Die kontrollierte Aufzucht von Fischen, Muscheln und Krebsen wird Aquakultur bezeichnet. Sie verursacht weniger als halb so viel Treibhausgase, wie die Schleppnetzfischerei.

Bildquelle: © Erik Christensen/ wikimedia.org/ CC BY-SA 3.0

Produktion spielt eine Rolle

Nimmt man den Treibhausgasausstoß genauer unter die Lupe, wird jedoch deutlich, dass sich dieser nicht nur zwischen verschiedenen Lebensmittelkategorien unterscheidet, sondern dass auch innerhalb einer Kategorie zum Teil große Unterschiede auftreten. In der Fischerei ist es vor allem das Schleppnetz-Verfahren, das mit einem hohen Treibhausgasausstoß verbunden ist. Aquakulturen oder traditionelle Fangtechniken reduzieren den Ausstoß von Treibhausgasen um mehr als die Hälfte.

Bei Fleisch ist es vor allem die Haltung von Wiederkäuern (Ruminantia), die ein Vielfaches der Treibhausgasmenge produzieren, die bei der Haltung von Schweinen oder Geflügel entsteht. Schuld trifft jedoch nicht allein die grasenden Rinder und Kühe, die das klimaschädliche Methan freisetzen, sondern auch die Landwirte, die mit großen Mengen von mineralischen und organischen Düngemitteln die Futterwiesen düngen. Auch bei Getreide gibt es Unterschiede, so verursacht z. B. der Anbau von Reis (Oryza sativa) fünfmal mehr Treibhausgase als Mais (Zea mays).

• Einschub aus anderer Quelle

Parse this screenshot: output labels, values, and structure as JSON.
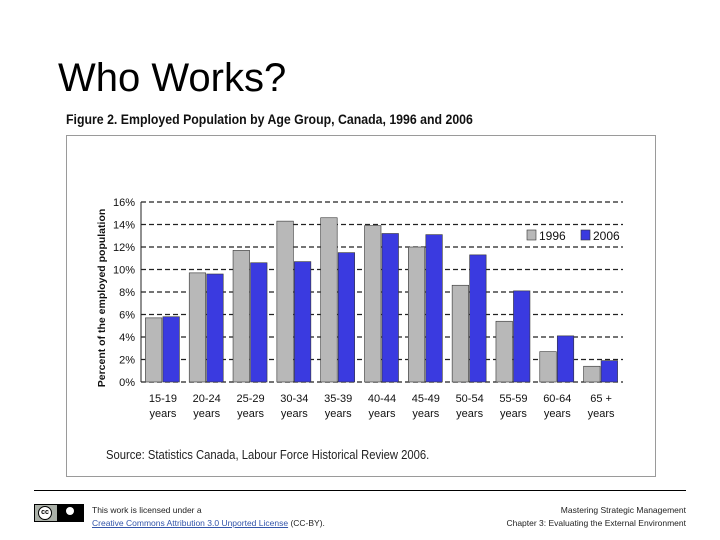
{
  "slide": {
    "title": "Who Works?",
    "figure_caption": "Figure 2. Employed Population by Age Group, Canada, 1996 and 2006",
    "source": "Source: Statistics Canada, Labour Force Historical Review 2006."
  },
  "footer": {
    "license_prefix": "This work is licensed under a",
    "license_link": "Creative Commons Attribution 3.0 Unported License",
    "license_suffix": "(CC-BY).",
    "book_title": "Mastering Strategic Management",
    "chapter": "Chapter 3: Evaluating the External Environment"
  },
  "chart_data": {
    "type": "bar",
    "title": "Employed Population by Age Group, Canada, 1996 and 2006",
    "ylabel": "Percent of the employed population",
    "ylim": [
      0,
      16
    ],
    "yticks": [
      "0%",
      "2%",
      "4%",
      "6%",
      "8%",
      "10%",
      "12%",
      "14%",
      "16%"
    ],
    "grid": true,
    "legend_position": "right",
    "categories": [
      "15-19 years",
      "20-24 years",
      "25-29 years",
      "30-34 years",
      "35-39 years",
      "40-44 years",
      "45-49 years",
      "50-54 years",
      "55-59 years",
      "60-64 years",
      "65 + years"
    ],
    "category_lines": [
      [
        "15-19",
        "years"
      ],
      [
        "20-24",
        "years"
      ],
      [
        "25-29",
        "years"
      ],
      [
        "30-34",
        "years"
      ],
      [
        "35-39",
        "years"
      ],
      [
        "40-44",
        "years"
      ],
      [
        "45-49",
        "years"
      ],
      [
        "50-54",
        "years"
      ],
      [
        "55-59",
        "years"
      ],
      [
        "60-64",
        "years"
      ],
      [
        "65 +",
        "years"
      ]
    ],
    "series": [
      {
        "name": "1996",
        "color": "#b8b8b8",
        "values": [
          5.7,
          9.7,
          11.7,
          14.3,
          14.6,
          13.9,
          12.0,
          8.6,
          5.4,
          2.7,
          1.4
        ]
      },
      {
        "name": "2006",
        "color": "#3a3ae0",
        "values": [
          5.8,
          9.6,
          10.6,
          10.7,
          11.5,
          13.2,
          13.1,
          11.3,
          8.1,
          4.1,
          1.9
        ]
      }
    ]
  }
}
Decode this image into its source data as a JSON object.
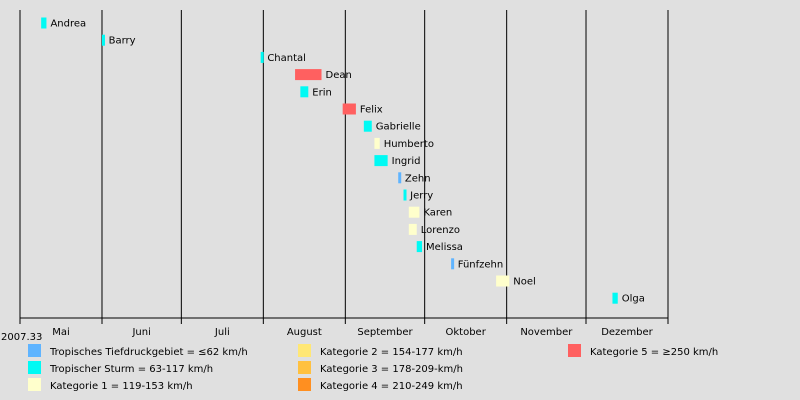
{
  "chart_data": {
    "type": "timeline",
    "start_label": "2007.33",
    "months": [
      "Mai",
      "Juni",
      "Juli",
      "August",
      "September",
      "Oktober",
      "November",
      "Dezember"
    ],
    "xlim": [
      "2007-05-01",
      "2008-01-01"
    ],
    "storms": [
      {
        "name": "Andrea",
        "start": "2007-05-09",
        "end": "2007-05-11",
        "category": "ts"
      },
      {
        "name": "Barry",
        "start": "2007-06-01",
        "end": "2007-06-02",
        "category": "ts"
      },
      {
        "name": "Chantal",
        "start": "2007-07-31",
        "end": "2007-08-01",
        "category": "ts"
      },
      {
        "name": "Dean",
        "start": "2007-08-13",
        "end": "2007-08-23",
        "category": "c5"
      },
      {
        "name": "Erin",
        "start": "2007-08-15",
        "end": "2007-08-18",
        "category": "ts"
      },
      {
        "name": "Felix",
        "start": "2007-08-31",
        "end": "2007-09-05",
        "category": "c5"
      },
      {
        "name": "Gabrielle",
        "start": "2007-09-08",
        "end": "2007-09-11",
        "category": "ts"
      },
      {
        "name": "Humberto",
        "start": "2007-09-12",
        "end": "2007-09-14",
        "category": "c1"
      },
      {
        "name": "Ingrid",
        "start": "2007-09-12",
        "end": "2007-09-17",
        "category": "ts"
      },
      {
        "name": "Zehn",
        "start": "2007-09-21",
        "end": "2007-09-22",
        "category": "td"
      },
      {
        "name": "Jerry",
        "start": "2007-09-23",
        "end": "2007-09-24",
        "category": "ts"
      },
      {
        "name": "Karen",
        "start": "2007-09-25",
        "end": "2007-09-29",
        "category": "c1"
      },
      {
        "name": "Lorenzo",
        "start": "2007-09-25",
        "end": "2007-09-28",
        "category": "c1"
      },
      {
        "name": "Melissa",
        "start": "2007-09-28",
        "end": "2007-09-30",
        "category": "ts"
      },
      {
        "name": "Fünfzehn",
        "start": "2007-10-11",
        "end": "2007-10-12",
        "category": "td"
      },
      {
        "name": "Noel",
        "start": "2007-10-28",
        "end": "2007-11-02",
        "category": "c1"
      },
      {
        "name": "Olga",
        "start": "2007-12-11",
        "end": "2007-12-13",
        "category": "ts"
      }
    ],
    "legend": [
      {
        "key": "td",
        "label": "Tropisches Tiefdruckgebiet = ≤62 km/h",
        "color": "#5fb4ff"
      },
      {
        "key": "ts",
        "label": "Tropischer Sturm = 63-117 km/h",
        "color": "#00faf4"
      },
      {
        "key": "c1",
        "label": "Kategorie 1 = 119-153 km/h",
        "color": "#ffffcc"
      },
      {
        "key": "c2",
        "label": "Kategorie 2 = 154-177 km/h",
        "color": "#ffe775"
      },
      {
        "key": "c3",
        "label": "Kategorie 3 = 178-209-km/h",
        "color": "#ffc140"
      },
      {
        "key": "c4",
        "label": "Kategorie 4 = 210-249 km/h",
        "color": "#ff8f20"
      },
      {
        "key": "c5",
        "label": "Kategorie 5 = ≥250 km/h",
        "color": "#ff6060"
      }
    ]
  }
}
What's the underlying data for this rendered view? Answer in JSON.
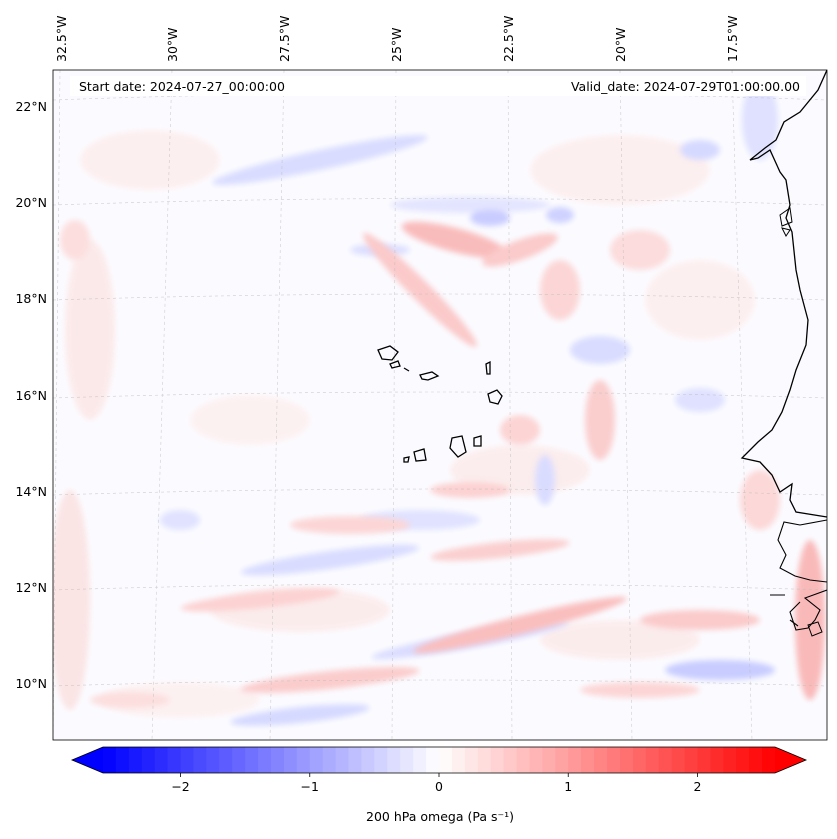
{
  "map": {
    "start_date_text": "Start date: 2024-07-27_00:00:00",
    "valid_date_text": "Valid_date: 2024-07-29T01:00:00.00",
    "lon_labels": [
      "32.5°W",
      "30°W",
      "27.5°W",
      "25°W",
      "22.5°W",
      "20°W",
      "17.5°W"
    ],
    "lat_labels": [
      "22°N",
      "20°N",
      "18°N",
      "16°N",
      "14°N",
      "12°N",
      "10°N"
    ],
    "features": [
      "Cape Verde islands",
      "West African coastline"
    ]
  },
  "colorbar": {
    "label": "200 hPa omega (Pa s⁻¹)",
    "ticks": [
      "−2",
      "−1",
      "0",
      "1",
      "2"
    ],
    "tick_values": [
      -2,
      -1,
      0,
      1,
      2
    ],
    "range": [
      -2.6,
      2.6
    ],
    "colormap": "bwr",
    "extend": "both",
    "colors": {
      "negative": "#0000ff",
      "zero": "#ffffff",
      "positive": "#ff0000"
    }
  }
}
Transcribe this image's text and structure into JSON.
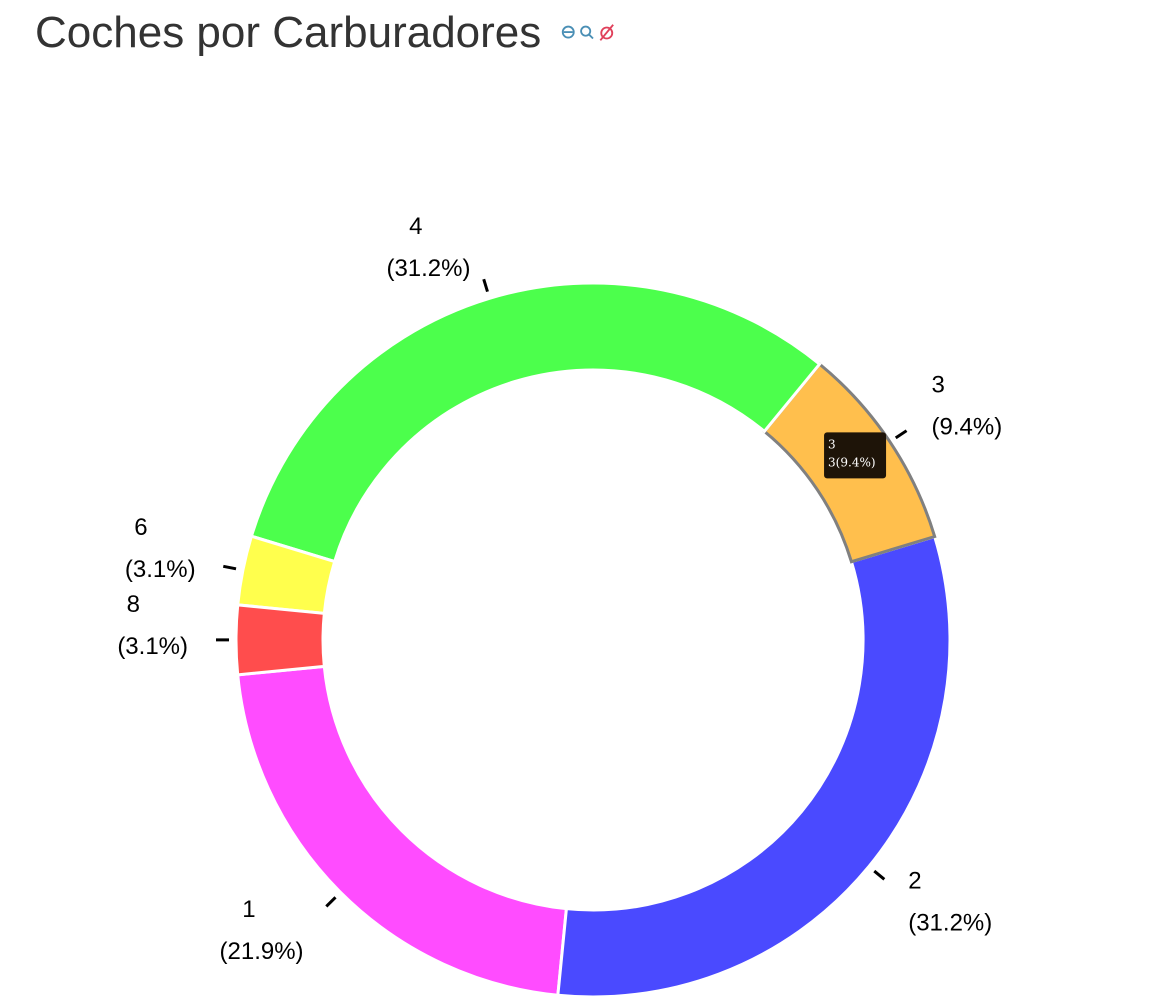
{
  "page": {
    "title": "Coches por Carburadores",
    "toolbar": [
      {
        "name": "zoom-selection-icon",
        "color": "#4a8fb5"
      },
      {
        "name": "magnify-icon",
        "color": "#4a8fb5"
      },
      {
        "name": "reset-icon",
        "color": "#e0405a"
      }
    ]
  },
  "chart_data": {
    "type": "pie",
    "variant": "donut",
    "title": "Coches por Carburadores",
    "slices": [
      {
        "label": "1",
        "value": 7,
        "percent": "(21.9%)",
        "color": "#ff4cff"
      },
      {
        "label": "2",
        "value": 10,
        "percent": "(31.2%)",
        "color": "#4a4aff"
      },
      {
        "label": "3",
        "value": 3,
        "percent": "(9.4%)",
        "color": "#ffbf4d"
      },
      {
        "label": "4",
        "value": 10,
        "percent": "(31.2%)",
        "color": "#4cff4c"
      },
      {
        "label": "6",
        "value": 1,
        "percent": "(3.1%)",
        "color": "#ffff4d"
      },
      {
        "label": "8",
        "value": 1,
        "percent": "(3.1%)",
        "color": "#ff4d4d"
      }
    ],
    "highlighted": "3",
    "tooltip": {
      "line1": "3",
      "line2": "3(9.4%)"
    }
  }
}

Nicht nur das Ernährungsverhalten muss sich ändern

Die Forscher räumen ein, dass ihre Studie zwar keine gänzlich neuen Erkenntnisse liefert, jedoch die globalen Auswirkungen unseres Ernährungsverhaltens vor Augen führt. „Am meisten überrascht hat uns, mit welcher Geschwindigkeit und Konstantheit sich das Ernährungsverhalten überall auf der Welt verändert“, fassen die Forscher zusammen. Ihre Ergebnisse legen nahe, dass die Lösung erstens nicht allein darin bestehen kann, komplett auf Fleisch zu verzichten, und zweitens nicht allein durch die Verbraucher herbeigeführt werden kann. Folgerichtig wäre es daher, sich zum einen bewusster zu ernähren und zum anderen auch die Produzenten stärker in die Verantwortung zu nehmen.


Quelle:
Tilman, D., Clark, M. (2014): Global diets link environmental sustainability and human health. In: Nature, (12.November 2014), doi:10.1038/nature13959.